In London, Tony Blair’s press campaign goes into top gear to try to convince an unconvinced population that a military strike against Iraq is justified. It is claimed in the Observer that there is documentary evidence that the regime of Saddam Hussein has a rudimentary nuclear programme, which includes “dirty bombs”. These are bombs charged with radioactivity, which are not able to produce nuclear fission but which would spread poisonous radioactive particles over a wide area.

Meanwhile Tony Blair is compiling a list of alleged terrorist links with Baghdad in attempt to convince his country, and his party, that an attack on Iraq is necessary. In a recent opinion poll, 86% of labour Members of Parliament declared themselves to be against such an attack, seven per cent were undecided and only 8% in favour.

Asked if they agreed to US military forces using British bases for a strike on Iraq, 78% of the MPs said “No” while only 18% agreed. Downing Street made its future policy on Iraq clear through a spokesperson: “We have always made clear that we share the United States’ determination to continue the war against terrorism. We share their concerns about Baghdad’s support for terrorism and its development of weapons of mass destruction. The best way forward is through close consultation with our allies, including the United States”.

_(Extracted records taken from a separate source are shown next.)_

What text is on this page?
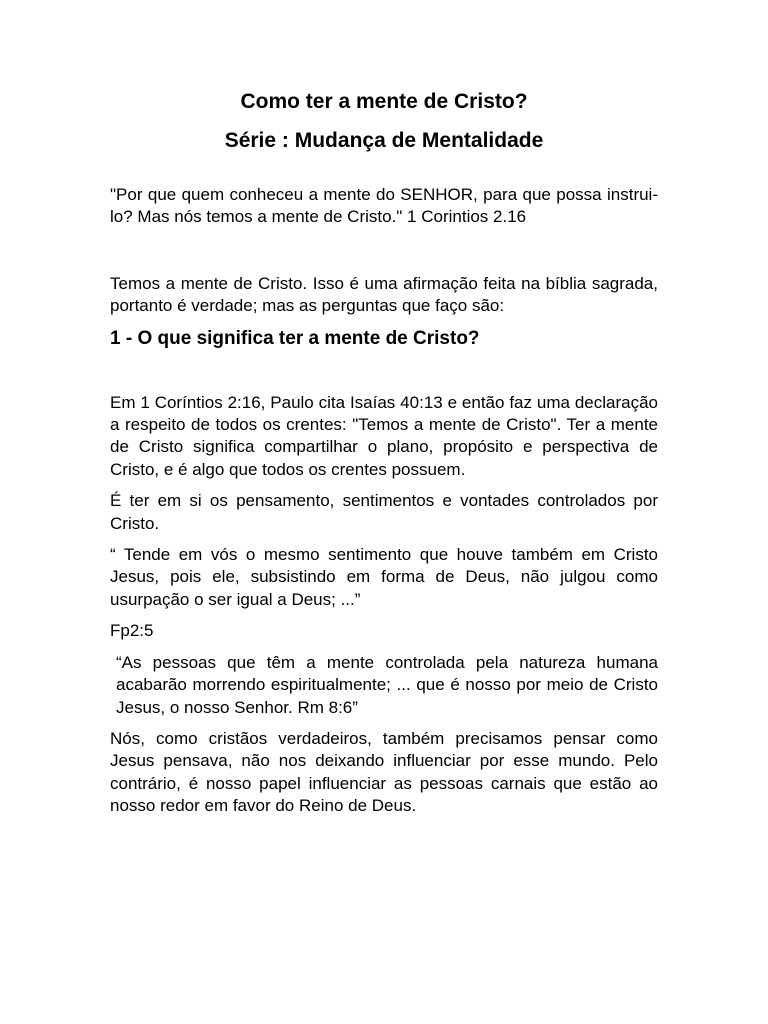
Como ter a mente de Cristo?
Série : Mudança de Mentalidade

"Por que quem conheceu a mente do SENHOR, para que possa instrui-lo? Mas nós temos a mente de Cristo." 1 Corintios 2.16

Temos a mente de Cristo. Isso é uma afirmação feita na bíblia sagrada, portanto é verdade; mas as perguntas que faço são:

1 - O que significa ter a mente de Cristo?

Em 1 Coríntios 2:16, Paulo cita Isaías 40:13 e então faz uma declaração a respeito de todos os crentes: "Temos a mente de Cristo". Ter a mente de Cristo significa compartilhar o plano, propósito e perspectiva de Cristo, e é algo que todos os crentes possuem.

É ter em si os pensamento, sentimentos e vontades controlados por Cristo.

“ Tende em vós o mesmo sentimento que houve também em Cristo Jesus, pois ele, subsistindo em forma de Deus, não julgou como usurpação o ser igual a Deus; ...”

Fp2:5

“As pessoas que têm a mente controlada pela natureza humana acabarão morrendo espiritualmente; ... que é nosso por meio de Cristo Jesus, o nosso Senhor. Rm 8:6”

Nós, como cristãos verdadeiros, também precisamos pensar como Jesus pensava, não nos deixando influenciar por esse mundo. Pelo contrário, é nosso papel influenciar as pessoas carnais que estão ao nosso redor em favor do Reino de Deus.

rshow55 - 10:58pm Feb 27, 2002 EST (#11900 of 11906) Delete Message

"The best way forward is through close consultation with our allies, including the United States”.

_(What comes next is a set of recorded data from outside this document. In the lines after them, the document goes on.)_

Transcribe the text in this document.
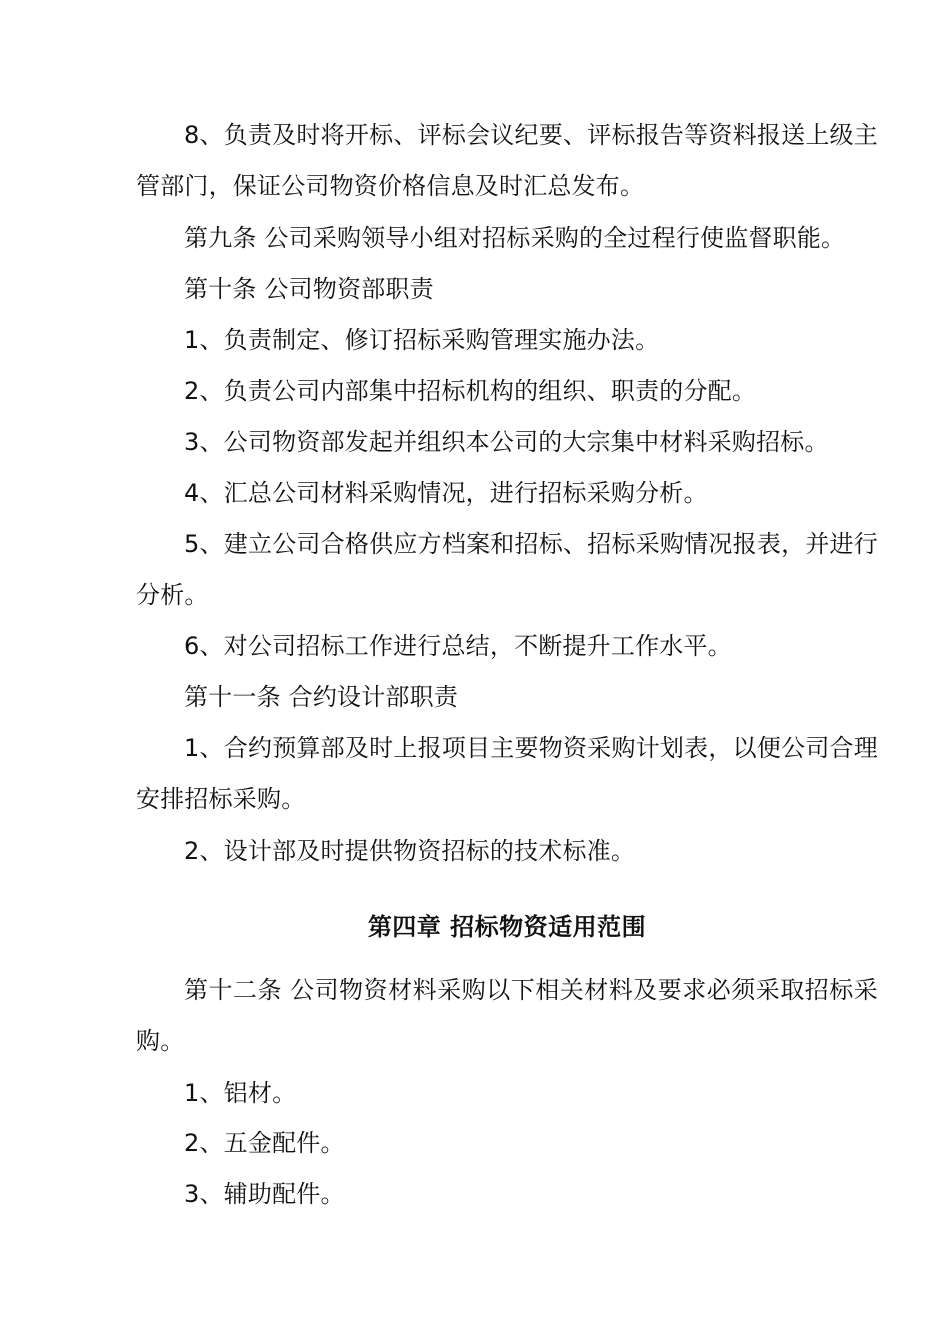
8、负责及时将开标、评标会议纪要、评标报告等资料报送上级主管部门，保证公司物资价格信息及时汇总发布。

第九条 公司采购领导小组对招标采购的全过程行使监督职能。

第十条 公司物资部职责

1、负责制定、修订招标采购管理实施办法。

2、负责公司内部集中招标机构的组织、职责的分配。

3、公司物资部发起并组织本公司的大宗集中材料采购招标。

4、汇总公司材料采购情况，进行招标采购分析。

5、建立公司合格供应方档案和招标、招标采购情况报表，并进行分析。

6、对公司招标工作进行总结，不断提升工作水平。

第十一条 合约设计部职责

1、合约预算部及时上报项目主要物资采购计划表，以便公司合理安排招标采购。

2、设计部及时提供物资招标的技术标准。

第四章 招标物资适用范围

第十二条 公司物资材料采购以下相关材料及要求必须采取招标采购。

1、铝材。

2、五金配件。

3、辅助配件。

That sounds good to me -- if the consultations are respectful of facts, and of such a nature that the actions can be justified.

I liked the last line from http://english.pravda.ru/main/2002/02/26/26654.html

"At a time when the notion of diplomacy is being pushed aside, it would appear that the world’s diplomats have much to do, if they do not want to become redundant."

rshow55 - 11:02pm Feb 27, 2002 EST (#11901 of 11906) Delete Message

It is important that diplomacy, and the rule of reason, not be redundant.

But where weapons of mass destruction are in question, force can have a reasonable role to play, as well.

I do not think that Hussien has a "right" to weapons of mass destruction.

We need to make the world safer -- not make mass murder easier.

In a complicated world, it is important to count.